Based on a well-known book by legendary and reclusive Icelandic novelist Guðbergur Bergsson, published in 1991, the film had special meaning for the director, a former literature student who said the book inspired her to pursue film and adapted the screenplay while she was studying film at Columbia University. As she explained in the Q&A, a key challenge was to portray this youthful awakening movie, told largely through the nine-year-old girl’s perspective and dealing with “things she doesn’t fully understand or have access to.”
Bergsson took extreme care in her depiction of a virtual starring character in the film — nature — “which can be a nice backdrop or placeholder” in a film. “I wanted [nature] to be a part of the story engine.” Alluding to Icelanders and other Nordic peoples’ quiet, introverted side, she commented: “There’s this reign of silence and we don’t talk about our emotions very much.

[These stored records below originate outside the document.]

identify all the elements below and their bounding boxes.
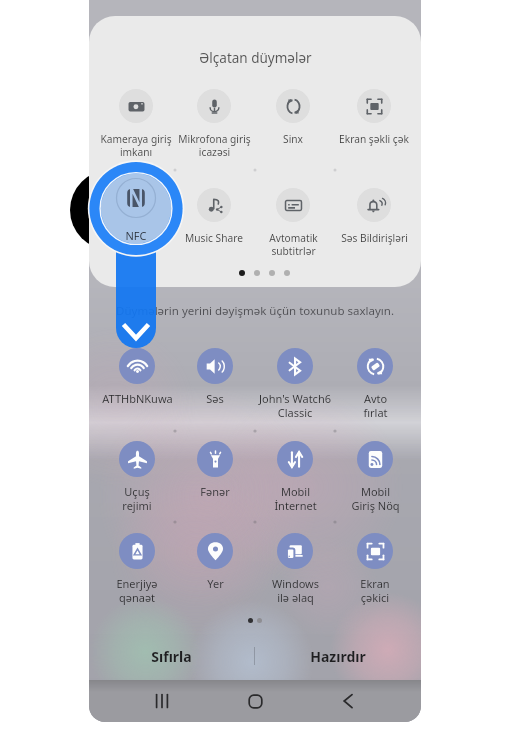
staticText: Enerjiyə qənaət (116, 576, 158, 605)
button[interactable]: Back (328, 681, 368, 721)
staticText: Fənər (200, 484, 230, 499)
button[interactable]: Yer (175, 533, 255, 591)
button[interactable]: Sıfırla (89, 638, 254, 674)
staticText: Mobil İnternet (274, 484, 317, 513)
button[interactable]: Hazırdır (255, 638, 421, 674)
button[interactable]: Səs (175, 348, 255, 406)
button[interactable]: Avtomatik subtitrlər (253, 188, 333, 258)
button[interactable]: Fənər (175, 441, 255, 499)
staticText: Sıfırla (151, 647, 192, 666)
button[interactable]: John's Watch6 Classic (255, 348, 335, 420)
staticText: Sinx (283, 132, 303, 146)
staticText: Windows ilə əlaq (272, 576, 319, 605)
staticText: Uçuş rejimi (122, 484, 152, 513)
button[interactable]: Səs Bildirişləri (334, 188, 414, 245)
staticText: Ekran şəkli çək (339, 132, 409, 146)
staticText: Səs (206, 391, 224, 406)
staticText: ATTHbNKuwa (102, 391, 173, 406)
button[interactable]: Sinx (253, 89, 333, 146)
button[interactable]: Mobil Giriş Nöq (335, 441, 415, 513)
button[interactable]: NFC (96, 188, 176, 245)
staticText: John's Watch6 Classic (259, 391, 331, 420)
staticText: Düymələrin yerini dəyişmək üçün toxunub … (116, 303, 394, 319)
button[interactable]: Enerjiyə qənaət (97, 533, 177, 605)
staticText: Səs Bildirişləri (341, 231, 408, 245)
staticText: Hazırdır (310, 647, 366, 666)
staticText: Mobil Giriş Nöq (351, 484, 400, 513)
staticText: Avto fırlat (363, 391, 388, 420)
button[interactable]: Kameraya giriş imkanı (96, 89, 176, 159)
button[interactable]: Mobil İnternet (255, 441, 335, 513)
button[interactable]: Recents (142, 681, 182, 721)
button[interactable]: Avto fırlat (335, 348, 415, 420)
staticText: Avtomatik subtitrlər (269, 231, 318, 258)
button[interactable]: ATTHbNKuwa (97, 348, 177, 406)
staticText: Əlçatan düymələr (199, 49, 312, 67)
button[interactable]: Mikrofona giriş icazəsi (174, 89, 254, 159)
staticText: Music Share (185, 231, 243, 245)
button[interactable]: Music Share (174, 188, 254, 245)
staticText: Kameraya giriş imkanı (100, 132, 172, 159)
staticText: Ekran çəkici (360, 576, 390, 605)
button[interactable]: Home (235, 681, 275, 721)
button[interactable]: NFC (99, 228, 173, 246)
button[interactable]: Ekran şəkli çək (334, 89, 414, 146)
staticText: Yer (207, 576, 224, 591)
button[interactable]: Ekran çəkici (335, 533, 415, 605)
button[interactable]: Uçuş rejimi (97, 441, 177, 513)
staticText: NFC (126, 231, 146, 245)
staticText: NFC (125, 228, 147, 243)
staticText: Mikrofona giriş icazəsi (178, 132, 251, 159)
button[interactable]: Windows ilə əlaq (255, 533, 335, 605)
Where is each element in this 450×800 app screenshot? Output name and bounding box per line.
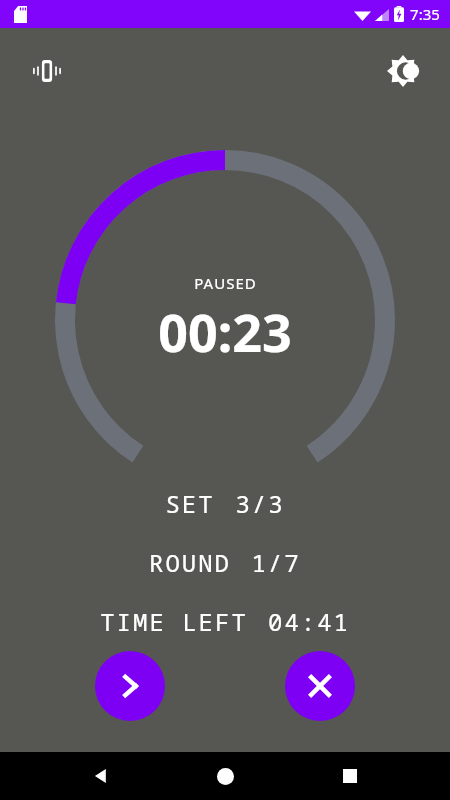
button[interactable]: Home [201,752,249,800]
staticText: 7:35 [410,4,440,24]
staticText: TIME LEFT [100,605,248,638]
staticText: 3/3 [235,487,285,520]
staticText: PAUSED [194,273,257,293]
staticText: 1/7 [251,546,301,579]
button[interactable]: Vibration [24,48,70,94]
staticText: ROUND [149,546,231,579]
staticText: SET [165,487,215,520]
button[interactable]: Back [77,752,125,800]
staticText: 04:41 [268,605,350,638]
button[interactable]: Night mode [380,48,426,94]
button[interactable]: Recents [326,752,374,800]
staticText: 00:23 [158,296,292,367]
button[interactable]: Stop [285,651,355,721]
button[interactable]: Resume [95,651,165,721]
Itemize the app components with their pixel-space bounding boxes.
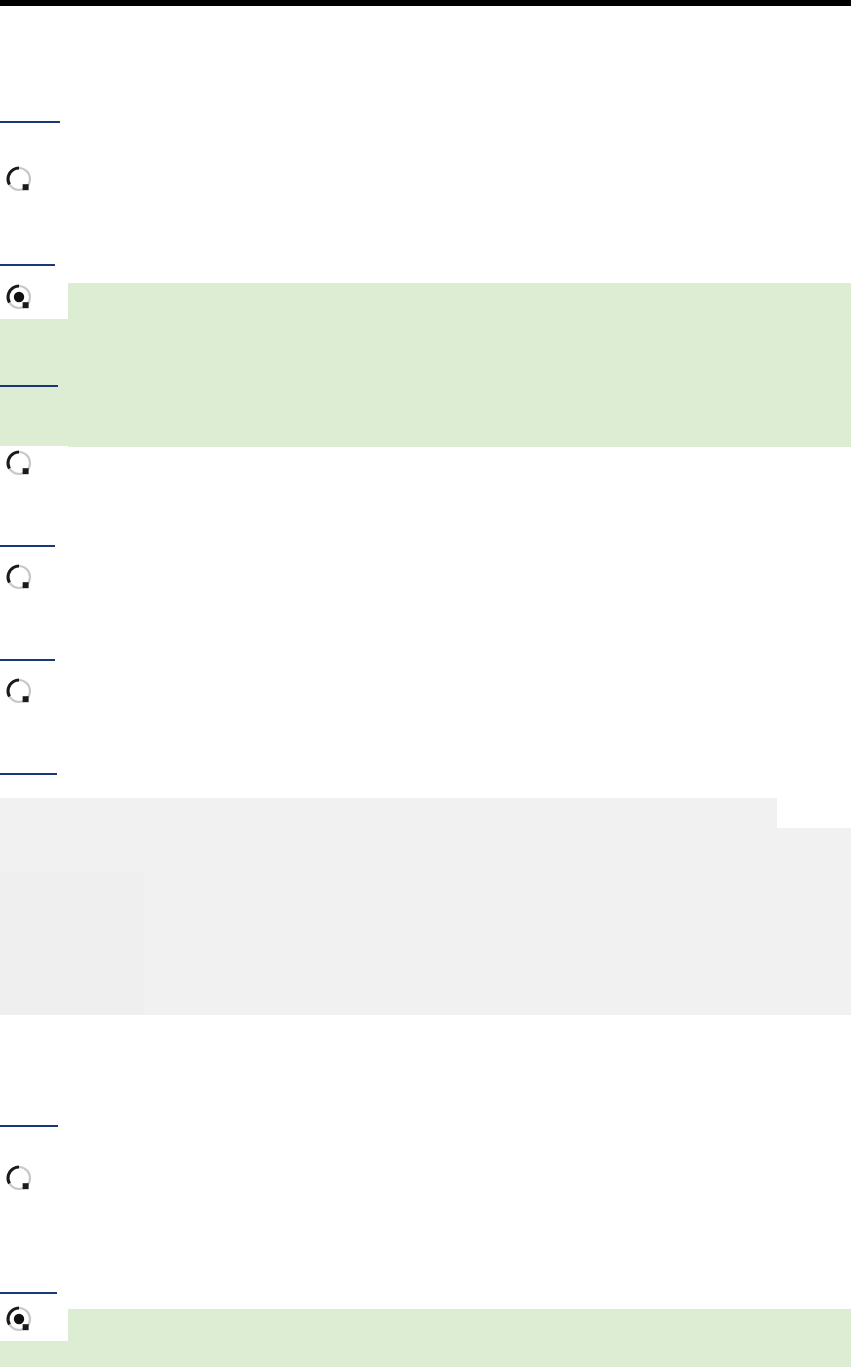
button[interactable]: Section link 7 (0, 1105, 58, 1129)
button[interactable]: Section link 6 (0, 753, 57, 777)
button[interactable]: Section link 8 (0, 1272, 57, 1296)
button[interactable]: Option 2 selected (0, 280, 68, 314)
button[interactable]: Option 4 (0, 560, 68, 594)
button[interactable]: Option 1 (0, 162, 68, 196)
button[interactable]: Option 3 (0, 446, 68, 480)
button[interactable]: Section link 2 (0, 244, 55, 268)
button[interactable]: Option 6 (0, 1161, 68, 1195)
button[interactable]: Section link 3 (0, 365, 58, 389)
button[interactable]: Option 7 selected (0, 1302, 68, 1336)
button[interactable]: Option 5 (0, 674, 68, 708)
button[interactable]: Section link 1 (0, 101, 60, 125)
button[interactable]: Section link 5 (0, 639, 55, 663)
button[interactable]: Section link 4 (0, 525, 55, 549)
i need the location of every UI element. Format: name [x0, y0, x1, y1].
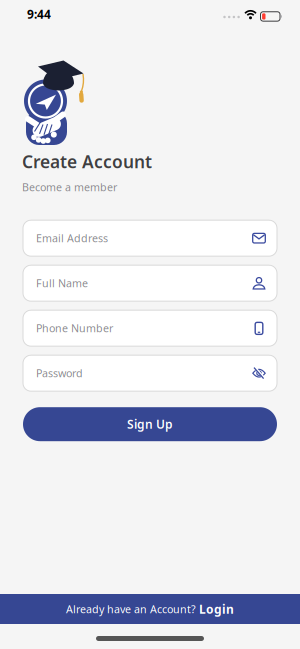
button[interactable]: Email Address: [23, 220, 277, 256]
staticText: Sign Up: [127, 416, 173, 432]
staticText: Become a member: [22, 180, 117, 194]
staticText: Phone Number: [36, 321, 113, 335]
button[interactable]: Phone Number: [23, 310, 277, 346]
button[interactable]: Already have an Account?: [0, 594, 300, 624]
staticText: Full Name: [36, 276, 88, 290]
button[interactable]: Full Name: [23, 265, 277, 301]
staticText: Create Account: [22, 150, 152, 173]
staticText: Password: [36, 366, 83, 380]
staticText: Already have an Account?: [66, 602, 196, 616]
button[interactable]: Password: [23, 355, 277, 391]
staticText: 9:44: [27, 6, 51, 22]
staticText: Email Address: [36, 231, 108, 245]
staticText: Login: [199, 601, 234, 617]
button[interactable]: Sign Up: [23, 407, 277, 441]
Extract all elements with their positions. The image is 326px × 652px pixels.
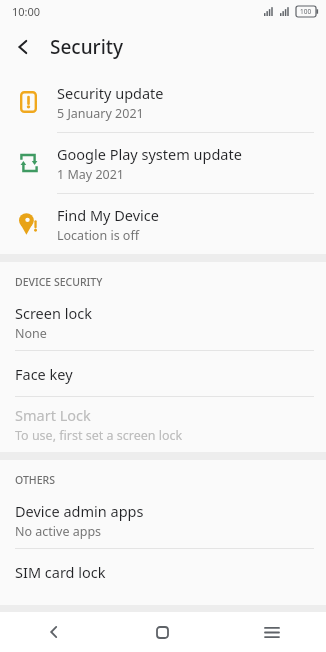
button[interactable]: Back [0, 612, 108, 652]
staticText: None [15, 325, 47, 342]
staticText: Face key [15, 364, 73, 384]
button[interactable]: Find My Device [0, 194, 326, 254]
staticText: OTHERS [15, 473, 55, 487]
staticText: Smart Lock [15, 405, 91, 425]
staticText: Device admin apps [15, 501, 144, 521]
button[interactable]: Screen lock [0, 295, 326, 350]
staticText: Security [50, 34, 124, 60]
button[interactable]: Home [108, 612, 217, 652]
staticText: DEVICE SECURITY [15, 275, 103, 289]
button[interactable]: Face key [0, 351, 326, 396]
staticText: Security update [57, 83, 164, 103]
staticText: 5 January 2021 [57, 105, 144, 122]
staticText: 100 [300, 7, 312, 16]
staticText: 10:00 [12, 4, 41, 19]
staticText: No active apps [15, 523, 102, 540]
button[interactable]: SIM card lock [0, 549, 326, 594]
button[interactable]: Google Play system update [0, 133, 326, 193]
staticText: Screen lock [15, 303, 92, 323]
button[interactable]: Security update [0, 72, 326, 132]
button[interactable]: Recent apps [217, 612, 326, 652]
staticText: Location is off [57, 227, 140, 244]
button[interactable]: Smart Lock [0, 397, 326, 452]
staticText: Google Play system update [57, 144, 242, 164]
button[interactable]: Back [0, 24, 46, 70]
staticText: To use, first set a screen lock [15, 427, 183, 444]
staticText: Find My Device [57, 205, 159, 225]
staticText: 1 May 2021 [57, 166, 124, 183]
staticText: SIM card lock [15, 562, 106, 582]
button[interactable]: Device admin apps [0, 493, 326, 548]
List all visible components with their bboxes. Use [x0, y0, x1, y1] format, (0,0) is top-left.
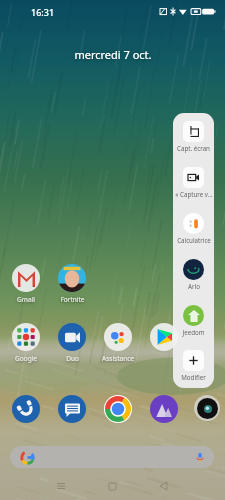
button[interactable]: Back	[150, 473, 176, 499]
button[interactable]: Assistance	[95, 323, 141, 363]
button[interactable]: Gmail	[3, 264, 49, 304]
button[interactable]: Chrome	[104, 395, 132, 423]
button[interactable]: « Capture v...	[173, 159, 214, 205]
button[interactable]: Gallery	[150, 395, 178, 423]
staticText: Jeedom	[182, 328, 205, 336]
button[interactable]: Duo	[49, 323, 95, 363]
staticText: Fortnite	[60, 295, 85, 304]
button[interactable]: Jeedom	[173, 297, 214, 343]
button[interactable]: Google	[3, 323, 49, 363]
button[interactable]: mercredi 7 oct.	[74, 47, 152, 62]
button[interactable]: Capt. écran	[173, 113, 214, 159]
button[interactable]	[10, 446, 214, 468]
button[interactable]: Fortnite	[49, 264, 95, 304]
button[interactable]: Messages	[58, 395, 86, 423]
staticText: 16:31	[31, 6, 55, 18]
staticText: Google	[15, 354, 37, 363]
staticText: « Capture v...	[175, 190, 213, 198]
button[interactable]: Home	[99, 473, 125, 499]
staticText: Assistance	[102, 354, 134, 363]
staticText: Arlo	[188, 282, 200, 290]
button[interactable]: Modifier	[173, 343, 214, 388]
button[interactable]: Arlo	[173, 251, 214, 297]
button[interactable]: Camera	[194, 395, 220, 421]
staticText: Modifier	[181, 373, 206, 381]
button[interactable]: Recents	[48, 473, 74, 499]
staticText: Capt. écran	[177, 144, 210, 152]
button[interactable]: Calculatrice	[173, 205, 214, 251]
staticText: Gmail	[17, 295, 35, 304]
button[interactable]	[141, 323, 187, 363]
button[interactable]: Phone	[12, 395, 40, 423]
staticText: Duo	[66, 354, 79, 363]
staticText: Calculatrice	[177, 236, 211, 244]
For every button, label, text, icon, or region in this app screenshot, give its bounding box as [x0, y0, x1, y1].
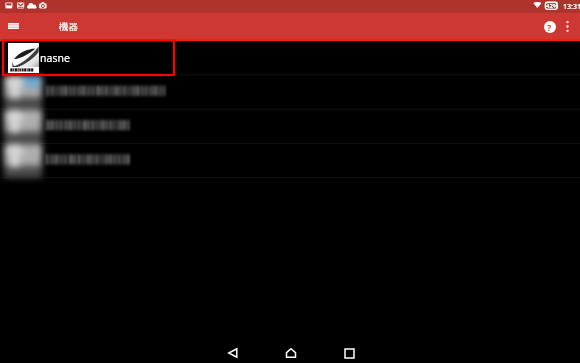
- staticText: ?: [547, 21, 552, 33]
- staticText: 42%: [546, 2, 559, 10]
- button[interactable]: Back: [223, 343, 243, 363]
- staticText: nasne: [40, 51, 70, 65]
- button[interactable]: nasne: [0, 41, 580, 75]
- staticText: 機器: [59, 21, 78, 33]
- button[interactable]: Navigation drawer: [3, 16, 23, 36]
- button[interactable]: Home: [281, 343, 301, 363]
- button[interactable]: [0, 143, 580, 177]
- button[interactable]: Help: [538, 15, 561, 38]
- button[interactable]: [0, 75, 580, 109]
- button[interactable]: More options: [556, 15, 579, 38]
- staticText: 13:31: [563, 2, 580, 12]
- button[interactable]: Recent apps: [339, 343, 359, 363]
- button[interactable]: [0, 109, 580, 143]
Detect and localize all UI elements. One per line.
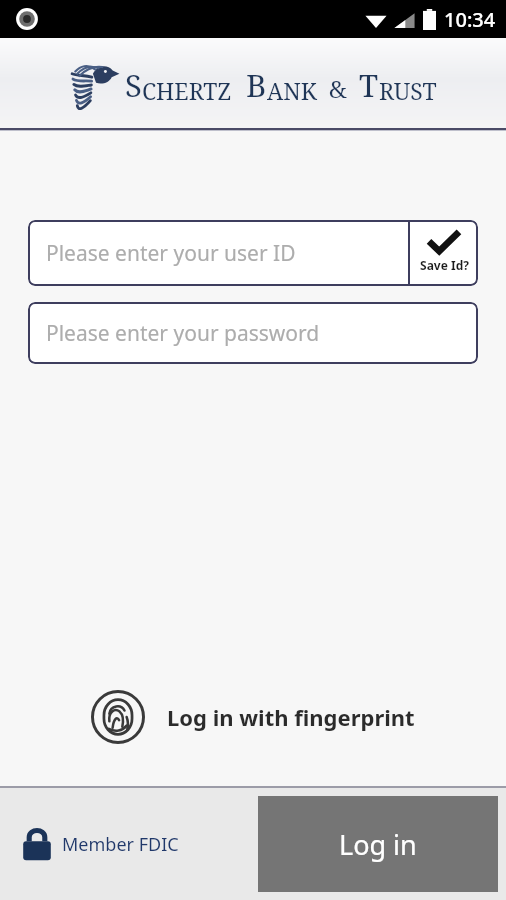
staticText: ANK xyxy=(267,75,317,106)
staticText: Please enter your password xyxy=(46,319,320,348)
other: Schertz Bank logo xyxy=(69,57,121,113)
staticText: S xyxy=(125,64,142,106)
button[interactable]: Save Id xyxy=(410,220,478,286)
staticText: Log in with fingerprint xyxy=(167,702,415,732)
button[interactable]: Please enter your password xyxy=(28,302,478,364)
button[interactable]: Please enter your user ID xyxy=(28,220,408,286)
button[interactable]: Log in xyxy=(258,796,498,892)
staticText: Member FDIC xyxy=(62,832,179,857)
staticText: CHERTZ xyxy=(142,75,232,106)
staticText: Log in xyxy=(339,826,417,863)
staticText: 10:34 xyxy=(444,6,496,33)
button[interactable]: Log in with fingerprint xyxy=(0,690,506,744)
staticText: B xyxy=(246,64,267,106)
staticText: & xyxy=(329,72,347,105)
staticText: Save Id? xyxy=(420,257,469,273)
staticText: Please enter your user ID xyxy=(46,239,296,268)
staticText: RUST xyxy=(379,75,437,106)
button[interactable]: Member FDIC xyxy=(22,827,179,861)
staticText: T xyxy=(359,64,379,106)
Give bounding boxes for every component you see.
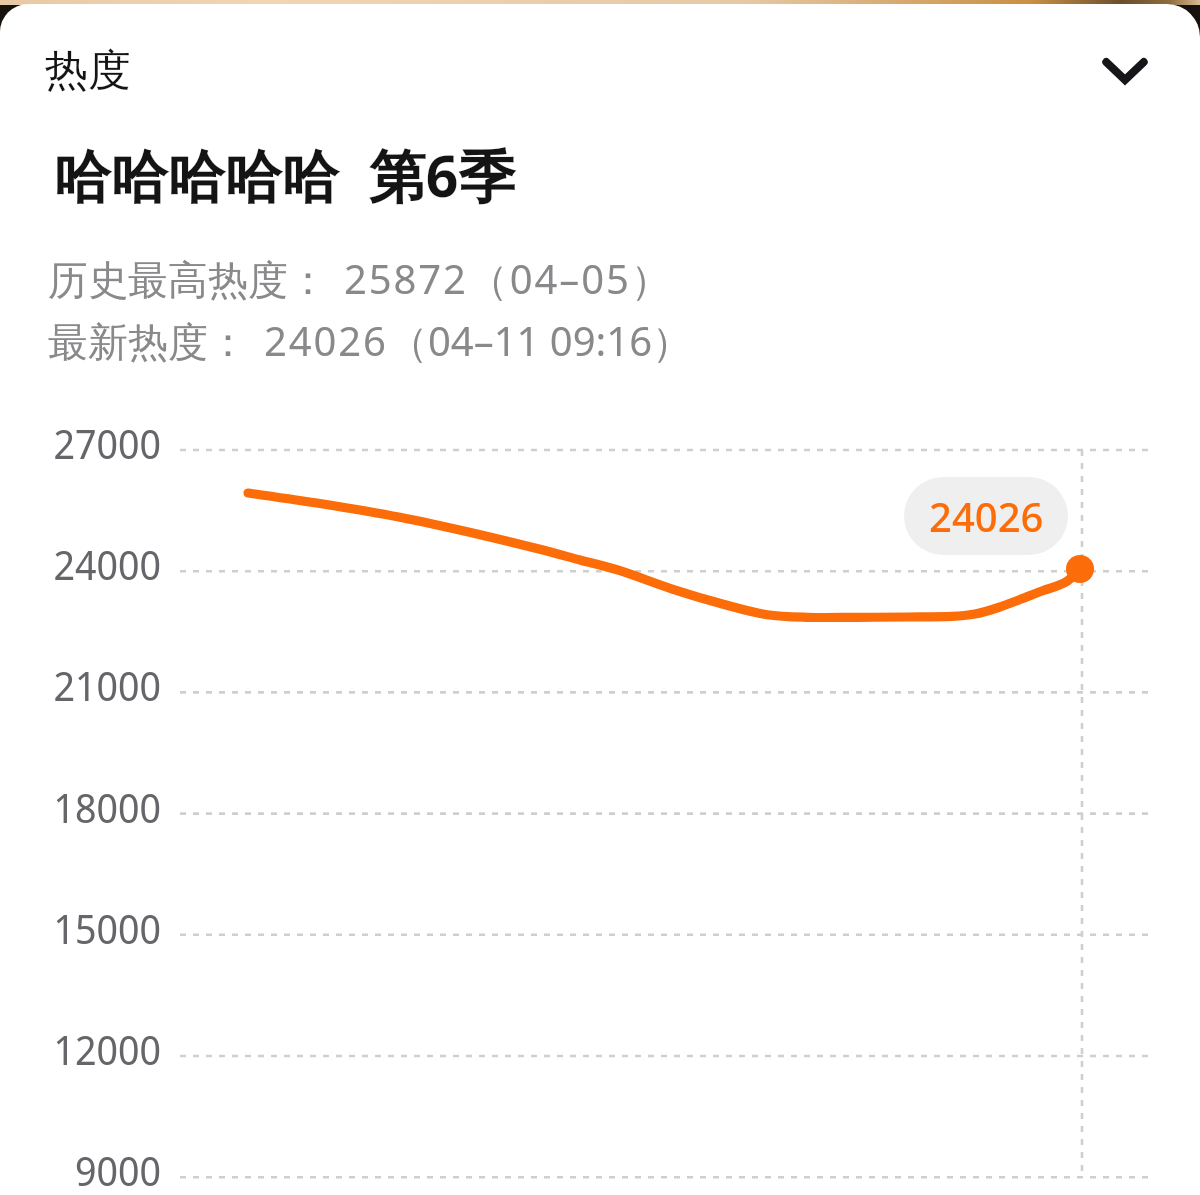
staticText: 24000 (30, 537, 161, 591)
staticText: 18000 (30, 780, 161, 834)
button[interactable]: 热度 (0, 12, 1200, 128)
staticText: 历史最高热度：25872（04–05） (48, 251, 673, 306)
staticText: 哈哈哈哈哈 第6季 (54, 136, 516, 214)
staticText: 12000 (30, 1022, 161, 1076)
staticText: 热度 (45, 44, 131, 98)
staticText: 27000 (30, 416, 161, 470)
staticText: 9000 (30, 1143, 161, 1195)
button[interactable]: Collapse section (1080, 26, 1169, 115)
staticText: 24026 (929, 489, 1044, 543)
staticText: 最新热度：24026（04–11 09:16） (48, 313, 693, 368)
staticText: 21000 (30, 658, 161, 712)
staticText: 15000 (30, 901, 161, 955)
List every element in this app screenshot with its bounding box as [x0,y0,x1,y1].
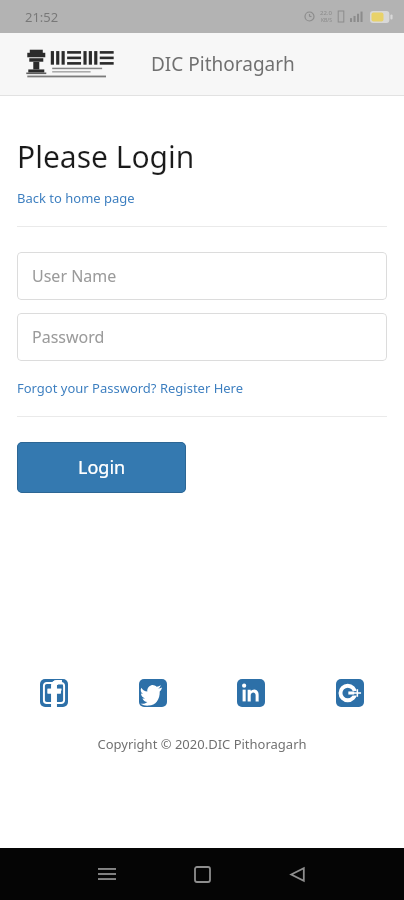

Somehow, the nature itself is taking on emotions for us. Nature is speaking for these characters.”
The Swan is a mesmerizing, rough-edged minimalist treat of a film, from a relatively unspoiled and artistically-driven “end of the earth.”
The Syrian crisis has quite rightly filtered into this year’s program, from very different directions. The excellent documentary Sky and Ground puts us literally “on the ground” with a family of Syrian refugees, trudging across Macedonia and a perilous route to safety in Germany.
In Syria, one of the festival’s most popular (and important films) is something else again — it’s an intense account of a long day’s journey in the dangerous night of life in the war torn country, all told through the perspective of one family trapped in their apartment, in a building selectively under attack. Belgian director Phillippe Van Leeuw’s film, which won the Berlin Festival’s Audience Award, manages to create a war/anti-war film with minimal direct violence but the pervasive dread and encroaching chaos in a single location but with multiple threads of dramatic tension. In Syria captures the sense of urban dread and refugee crisis-launching ramifications of the Syrian conflict, but it also serves as a prime example of the resourceful power of compacting a drama into a tight space, with integrated characters filling the screen and our rapt minds. A must-see.
Finale Thumbs Up: Scary Mother is just that…and is also about that. In this stealthy-cool, deceptively slow, and snakily charming film, we are never quite clear if our troubled protagonist — writer/wife/mother (Nato Murvanidze) who seems to be unraveling before us — is actually headed down a rabbit hole of her own madness, or is just besieged by the torment of an artist desperately seeking closure on a book she’s writing. Most of the characters who read it, or parts of it, find it to be “pornography,” while a stationery shop owner/wannabe publisher thinks it a masterpiece.
Director Ana Urushadze cleverly keeps us at arm’s length from his main character and relies on some Hitchcockian ploys to keep the narrative in motion and in mystery. In a way, the enigmatic goings on of plot and character remind us of another maternally monikered film, Darren Aranofksy’s Mother!, which also stirs up matters of family and artistic excess in a strange but compelling brew.
This Estonian/Georgian film is one more on the growing list of Russian/Eastern European films in this year’s SBIFF that have impressed filmgoers as some of the finer goods on the menu. The list so far: the masterful Daybreak, Arrhythmia, The Quartette, and the aptly-named Scary Mother.